Fitting an ergmito under the Bernoulli model

ans0 <- ergmito(nets ~ edges) summary(ans0) #> #> ERGMito estimates (MLE) #> This model includes 20 networks. #> #> formula: #> nets ~ edges #> #> Estimate Std. Error z value Pr(>|z|) #> edges -1.68640 0.15396 -10.954 < 2.2e-16 *** #> --- #> Signif. codes: 0 '***' 0.001 '**' 0.01 '*' 0.05 '.' 0.1 ' ' 1 #> AIC: 279.3753 BIC: 283.1436 (Smaller is better.)

Fitting the model including a reference term for networks of size 5. Notice that the variable -n- and other graph attributes can be used with -model_update-.

ans1 <- ergmito(nets ~ edges, model_update = ~ I(edges * (n == 5))) summary(ans1) #> #> ERGMito estimates (MLE) #> This model includes 20 networks. #> #> formula: #> nets ~ edges + I(edges * (n == 5)) #> #> Estimate Std.
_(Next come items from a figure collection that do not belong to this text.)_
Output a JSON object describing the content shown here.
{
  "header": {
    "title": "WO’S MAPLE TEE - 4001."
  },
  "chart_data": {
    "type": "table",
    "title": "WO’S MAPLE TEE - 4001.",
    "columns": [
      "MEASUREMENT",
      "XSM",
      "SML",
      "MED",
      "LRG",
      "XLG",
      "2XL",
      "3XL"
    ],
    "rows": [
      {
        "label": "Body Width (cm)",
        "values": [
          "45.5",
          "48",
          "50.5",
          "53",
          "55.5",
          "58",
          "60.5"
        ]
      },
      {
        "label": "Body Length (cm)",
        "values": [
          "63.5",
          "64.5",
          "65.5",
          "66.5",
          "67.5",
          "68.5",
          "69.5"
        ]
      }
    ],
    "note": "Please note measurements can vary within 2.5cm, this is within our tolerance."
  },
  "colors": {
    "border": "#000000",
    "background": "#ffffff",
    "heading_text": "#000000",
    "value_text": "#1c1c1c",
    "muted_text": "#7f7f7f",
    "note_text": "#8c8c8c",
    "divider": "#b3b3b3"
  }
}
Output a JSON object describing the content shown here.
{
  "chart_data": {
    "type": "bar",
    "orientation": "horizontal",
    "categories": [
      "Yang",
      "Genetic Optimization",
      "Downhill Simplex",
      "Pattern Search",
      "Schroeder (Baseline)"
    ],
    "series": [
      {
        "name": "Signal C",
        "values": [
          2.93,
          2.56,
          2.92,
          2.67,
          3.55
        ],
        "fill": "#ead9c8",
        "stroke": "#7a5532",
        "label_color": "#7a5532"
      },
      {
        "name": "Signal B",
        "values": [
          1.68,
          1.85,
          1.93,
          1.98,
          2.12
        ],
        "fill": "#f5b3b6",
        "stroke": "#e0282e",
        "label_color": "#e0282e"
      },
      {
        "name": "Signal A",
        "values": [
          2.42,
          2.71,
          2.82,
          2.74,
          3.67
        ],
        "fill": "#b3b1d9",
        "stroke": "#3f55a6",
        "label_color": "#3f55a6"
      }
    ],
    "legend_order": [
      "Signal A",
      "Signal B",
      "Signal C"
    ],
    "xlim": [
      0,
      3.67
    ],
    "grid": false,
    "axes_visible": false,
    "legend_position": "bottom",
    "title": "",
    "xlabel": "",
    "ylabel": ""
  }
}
Error z value Pr(>|z|) #> edges -1.18958 0.21583 -5.5116 3.556e-08 *** #> I(edges * (n == 5)) -0.90116 0.31250 -2.8837 0.00393 ** #> --- #> Signif. codes: 0 '***' 0.001 '**' 0.01 '*' 0.05 '.' 0.1 ' ' 1 #> AIC: 272.9916 BIC: 280.5282 (Smaller is better.)

The resulting parameter for the edge-count is smaller for networks of size five

We can see that in this case the difference in edge-count matters.

Please note that the ‘ergmito’ project is released with a Contributor Code of Conduct. By contributing to this project, you agree to abide by its terms.